Controlling Text Generation with Plug and Play Language Models
5 December 2019 / Global
This article is based on the paper “Plug and Play Language Models: A Simple Approach To Controlled Text Generation” by Sumanth Dathathri, Andrea Madotto, Janice Lan, Jane Hung, Eric Frank, Piero Molino, Jason Yosinski, and Rosanne Liu.
The transformer neural network architecture, developed by Vaswani et al. (2017), has enabled larger models and momentous progress in natural language processing (NLP) over the last two years. At Uber, we invest heavily in advancing NLP technologies and platforms to improve interactions with our customers with faster and more satisfactory support.
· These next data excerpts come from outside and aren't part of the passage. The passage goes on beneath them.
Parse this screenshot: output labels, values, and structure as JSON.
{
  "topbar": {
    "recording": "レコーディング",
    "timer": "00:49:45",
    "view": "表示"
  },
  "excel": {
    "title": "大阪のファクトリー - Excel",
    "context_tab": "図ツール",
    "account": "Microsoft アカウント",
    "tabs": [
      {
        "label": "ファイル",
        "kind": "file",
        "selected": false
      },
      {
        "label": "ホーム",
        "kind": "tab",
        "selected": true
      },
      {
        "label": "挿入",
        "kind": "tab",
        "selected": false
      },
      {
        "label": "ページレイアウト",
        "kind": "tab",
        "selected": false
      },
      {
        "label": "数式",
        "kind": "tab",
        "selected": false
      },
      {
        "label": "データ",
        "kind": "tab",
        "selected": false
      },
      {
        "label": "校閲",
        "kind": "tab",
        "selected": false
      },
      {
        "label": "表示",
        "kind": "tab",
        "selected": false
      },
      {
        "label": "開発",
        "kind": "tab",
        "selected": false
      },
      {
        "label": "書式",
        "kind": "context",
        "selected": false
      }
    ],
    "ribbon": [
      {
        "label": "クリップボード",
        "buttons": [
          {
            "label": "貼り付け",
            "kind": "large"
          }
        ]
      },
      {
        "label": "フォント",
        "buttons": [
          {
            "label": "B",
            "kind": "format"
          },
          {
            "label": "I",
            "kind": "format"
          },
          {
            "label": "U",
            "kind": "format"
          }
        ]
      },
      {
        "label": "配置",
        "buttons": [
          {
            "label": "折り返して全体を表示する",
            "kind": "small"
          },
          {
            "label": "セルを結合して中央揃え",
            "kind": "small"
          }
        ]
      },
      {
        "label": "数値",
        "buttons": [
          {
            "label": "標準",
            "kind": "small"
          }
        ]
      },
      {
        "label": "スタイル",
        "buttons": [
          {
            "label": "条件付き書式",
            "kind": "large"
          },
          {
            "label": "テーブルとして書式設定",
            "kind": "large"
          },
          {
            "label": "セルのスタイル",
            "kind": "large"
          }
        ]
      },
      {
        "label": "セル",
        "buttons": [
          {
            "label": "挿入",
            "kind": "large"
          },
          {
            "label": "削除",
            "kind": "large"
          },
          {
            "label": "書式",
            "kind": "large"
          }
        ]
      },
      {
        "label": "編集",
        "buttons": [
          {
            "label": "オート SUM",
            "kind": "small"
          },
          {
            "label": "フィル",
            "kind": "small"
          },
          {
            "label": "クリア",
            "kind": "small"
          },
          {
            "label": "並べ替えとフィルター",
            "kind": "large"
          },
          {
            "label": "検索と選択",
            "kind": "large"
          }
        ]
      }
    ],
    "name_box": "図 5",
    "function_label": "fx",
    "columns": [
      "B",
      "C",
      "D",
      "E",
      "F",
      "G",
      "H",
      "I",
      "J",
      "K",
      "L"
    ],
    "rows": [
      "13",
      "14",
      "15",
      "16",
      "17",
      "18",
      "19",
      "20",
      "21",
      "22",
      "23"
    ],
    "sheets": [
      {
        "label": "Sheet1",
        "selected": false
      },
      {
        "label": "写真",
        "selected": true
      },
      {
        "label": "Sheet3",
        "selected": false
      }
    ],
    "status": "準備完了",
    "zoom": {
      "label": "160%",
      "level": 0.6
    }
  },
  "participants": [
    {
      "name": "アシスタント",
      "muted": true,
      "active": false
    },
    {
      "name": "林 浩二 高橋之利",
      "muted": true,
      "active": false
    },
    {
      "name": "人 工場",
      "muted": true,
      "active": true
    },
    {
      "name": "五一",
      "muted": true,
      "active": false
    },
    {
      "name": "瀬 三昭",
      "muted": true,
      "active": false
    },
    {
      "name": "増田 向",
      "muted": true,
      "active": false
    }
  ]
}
Recent findings from the scientific community show that training language models (LMs) on large, unannotated corpora and with a simple objective—to predict the next word in a passage of text given the preceding text—can demonstrate unprecedented fluency. LMs can generate coherent, relatable text, either from scratch or by completing a passage started by the user.
For example, prompted with the prefix The food is awful, an LM may generate a plausible completion of the sentence as follows (generated from a pre-trained GPT-2-medium model):
The food is awful. The staff are rude and lazy. The
food is disgusting – even by my standards.
Although these models are able to encode complex knowledge about spelling, grammar, and typical speech patterns, they are hard to steer or control. In other words, while we can ask them to generate many possible sentences or to complete a given sentence fragment, there is no easy way to get them to generate text with specific properties or about particular topics. For example, what if we wanted the generated text to start with the same prefix, The food is awful, but then to turn in a positive direction? Or gradually to change the topic of the generated text to being about politics?
To hint at what will come, the following is an example (generated by the model we describe in this article) in which we ask for a positive completion:
The food is awful, but there is also the music, the story and the magic!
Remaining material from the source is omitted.